In the first video, students are learning how to read and solve a word problem. The Essential Questions asks, “How does rewriting a word problem help you solve the word problem?”
Observe how the teacher prompts students to make sense of the problem. What questions does she ask? Notice that the students are making sense of the problem and planning a solution pathway. When they begin to work on problems in their groups, they will be able to use these strategies in building their proficiency.
Mathematical Practice #1: Make sense of problems and persevere in solving them.
• Mathematically proficient (MP) students start by explaining to themselves the meaning of a problem and looking for entry points to its solution.
• MP students analyze givens, constraints, relationships, and goals.
• MP students consider analogous problems, and try special cases and simpler forms of the original problem in order to gain insight into its solution.
• MP students monitor and evaluate their progress and change course if necessary.
• Older students might, depending on the context of the problem, transform algebraic expressions or change the viewing window on their graphing calculator to get the information they need.
• MP students can explain correspondences between equations, verbal descriptions, tables, and graphs or draw diagrams of important features and relationships, graph data, and search for regularity or trends.
• Younger students might rely on using concrete objects or pictures to help conceptualize and solve a problem.
• MP students check their answers to problems using a different method, and they continually ask themselves, “Does this make sense?”
• MP students understand the approaches of others to solving complex problems and identify correspondences between different approaches.
As you look at your classroom, you probably see students with varying degrees of expertise in this practice.

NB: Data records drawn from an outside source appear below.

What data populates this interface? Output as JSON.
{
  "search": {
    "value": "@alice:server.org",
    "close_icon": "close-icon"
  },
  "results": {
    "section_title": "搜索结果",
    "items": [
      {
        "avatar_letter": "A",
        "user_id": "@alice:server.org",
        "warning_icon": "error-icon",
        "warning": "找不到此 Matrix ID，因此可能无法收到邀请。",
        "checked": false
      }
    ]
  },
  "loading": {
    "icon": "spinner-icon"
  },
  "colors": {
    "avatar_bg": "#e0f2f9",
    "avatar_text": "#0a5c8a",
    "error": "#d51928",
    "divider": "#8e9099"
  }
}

Our job, as educators, is to help students develop a habit of mind that helps them naturally think before they begin, make sense of what they are doing and persevere in their work.
• Do you give students enough time to ask themselves the meaning of the problem?
• Are students aware that there may be more than one entry point to a solution?
• Do they monitor their own progress?
As students take ownership of their learning and develop expertise using the mathematical practices, the content standards (knowledge, skills and understandings, procedural skills and fluency, application and problem solving) that are applied in the classroom will become externalized, thereby allowing students to grasp and achieve success in mathematics.